# Batch Create Dendrograms

This notebook allows you to perform hierarchical cluster analysis on multiple models with multiple clustering options. The output is an HTML index file which allows you to display the generated cluster analyses as dendrograms.

The last (optional) cell in this notebook allows you to generate standalone HTML files for a list of already-generated dendrograms. 

## Setup

In [None]:
# Python imports
import os
from pathlib import Path
from IPython.display import display, HTML

# Define paths
current_dir                    = %pwd
project_dir                    = str(Path(current_dir).parent.parent)
project_dirname                = project_dir.split('/')[-1]
current_reldir                 = current_dir.split("/write/")[1]
model_dir                      = project_dir + '/' + 'project_data/models'
partials_path                  = os.path.join(current_dir, 'partials')
scripts_path                   = 'scripts/batch_cluster.py'
config_path                    =  project_dir + '/config/config.py'

# Import scripts
%run {config_path}
%run {scripts_path}

display(HTML('<p style="color: green;">Setup complete.</p>'))

## Configuration

Provide a list of all models you wish to cluster and the distance metrics and linkage methods you wish to apply to each of the models.

Set `models = []` if you wish to cluster all the models available in our project.

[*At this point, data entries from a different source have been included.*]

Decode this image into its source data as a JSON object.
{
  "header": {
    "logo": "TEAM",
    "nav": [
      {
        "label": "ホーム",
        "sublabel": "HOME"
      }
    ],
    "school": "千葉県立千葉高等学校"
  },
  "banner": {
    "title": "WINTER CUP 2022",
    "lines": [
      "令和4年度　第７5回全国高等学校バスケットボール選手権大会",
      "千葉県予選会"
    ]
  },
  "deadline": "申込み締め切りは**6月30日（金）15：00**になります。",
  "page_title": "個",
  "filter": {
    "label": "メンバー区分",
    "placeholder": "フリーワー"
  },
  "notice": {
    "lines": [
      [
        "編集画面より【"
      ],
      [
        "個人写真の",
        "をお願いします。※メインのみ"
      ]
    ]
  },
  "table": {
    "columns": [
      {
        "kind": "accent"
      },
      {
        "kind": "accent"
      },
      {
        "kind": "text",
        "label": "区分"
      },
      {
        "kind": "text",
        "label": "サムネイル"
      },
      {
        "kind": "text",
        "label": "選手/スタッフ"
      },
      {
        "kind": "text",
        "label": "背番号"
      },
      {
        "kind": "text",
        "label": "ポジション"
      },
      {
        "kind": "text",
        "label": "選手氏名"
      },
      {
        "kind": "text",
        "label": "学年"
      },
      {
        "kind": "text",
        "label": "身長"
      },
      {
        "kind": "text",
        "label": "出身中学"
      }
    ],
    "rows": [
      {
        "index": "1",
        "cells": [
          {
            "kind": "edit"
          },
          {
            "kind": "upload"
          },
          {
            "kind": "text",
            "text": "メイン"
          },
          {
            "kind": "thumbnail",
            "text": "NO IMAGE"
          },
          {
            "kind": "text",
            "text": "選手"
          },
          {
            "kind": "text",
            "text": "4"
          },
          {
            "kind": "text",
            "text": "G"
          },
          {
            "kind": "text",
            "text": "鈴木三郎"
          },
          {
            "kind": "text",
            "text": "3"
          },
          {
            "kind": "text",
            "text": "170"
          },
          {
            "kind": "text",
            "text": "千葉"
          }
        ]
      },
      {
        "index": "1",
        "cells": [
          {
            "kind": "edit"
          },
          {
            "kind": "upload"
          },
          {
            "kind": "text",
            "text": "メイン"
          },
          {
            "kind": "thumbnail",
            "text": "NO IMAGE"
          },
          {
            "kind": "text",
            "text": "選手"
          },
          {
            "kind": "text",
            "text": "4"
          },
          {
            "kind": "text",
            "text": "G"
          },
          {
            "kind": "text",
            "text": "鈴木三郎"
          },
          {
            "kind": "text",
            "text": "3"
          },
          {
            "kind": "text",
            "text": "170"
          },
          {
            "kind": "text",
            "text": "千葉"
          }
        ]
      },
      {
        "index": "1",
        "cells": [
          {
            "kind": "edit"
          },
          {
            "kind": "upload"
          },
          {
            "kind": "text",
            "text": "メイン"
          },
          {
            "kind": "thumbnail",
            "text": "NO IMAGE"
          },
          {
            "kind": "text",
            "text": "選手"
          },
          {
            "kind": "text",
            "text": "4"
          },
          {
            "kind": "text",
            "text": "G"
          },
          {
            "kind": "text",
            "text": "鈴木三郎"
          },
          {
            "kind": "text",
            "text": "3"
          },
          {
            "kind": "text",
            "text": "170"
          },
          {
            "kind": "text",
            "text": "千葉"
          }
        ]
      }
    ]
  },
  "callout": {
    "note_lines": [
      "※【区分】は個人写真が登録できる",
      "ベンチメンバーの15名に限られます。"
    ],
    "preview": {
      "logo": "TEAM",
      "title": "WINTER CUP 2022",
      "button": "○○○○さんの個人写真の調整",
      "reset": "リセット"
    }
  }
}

Otherwise, provide a list of the folder names for each model you wish to cluster.

Available distance metrics are 'euclidean' and 'cosine'.

Available linkage methods are 'average', 'single', 'complete', and 'ward'.

Note that a number of advanced configuration options are available. These are detailed in the <a href="README.md" target="_blank">README</a> file. If you wish to use advanced configurations, add them directly to the `BatchCluster()` call in the **Cluster** cell.

In [None]:
# Configuration
models              = [] # E.g. ['topics25', 'topics50']  
distance_metrics    = [] # E.g. ['euclidean']
linkage_methods     = ['average', 'single', 'complete', 'ward']
orientation         ='bottom' # Can be changed to 'top', 'left', or 'right'
height              = 600 # In pixels
width               = 1200 # In pixels

display(HTML('<p style="color: green;">Configuration complete.</p>'))

## Cluster

Begin the cluster analysis by running the cell below.

In [None]:
# Run the batch cluster
batch_cluster = BatchCluster(models, project_dir, model_dir, partials_path, distance_metrics, linkage_methods,
                             orientation=orientation, height=height, width=width, WRITE_DIR=WRITE_DIR, PORT=PORT)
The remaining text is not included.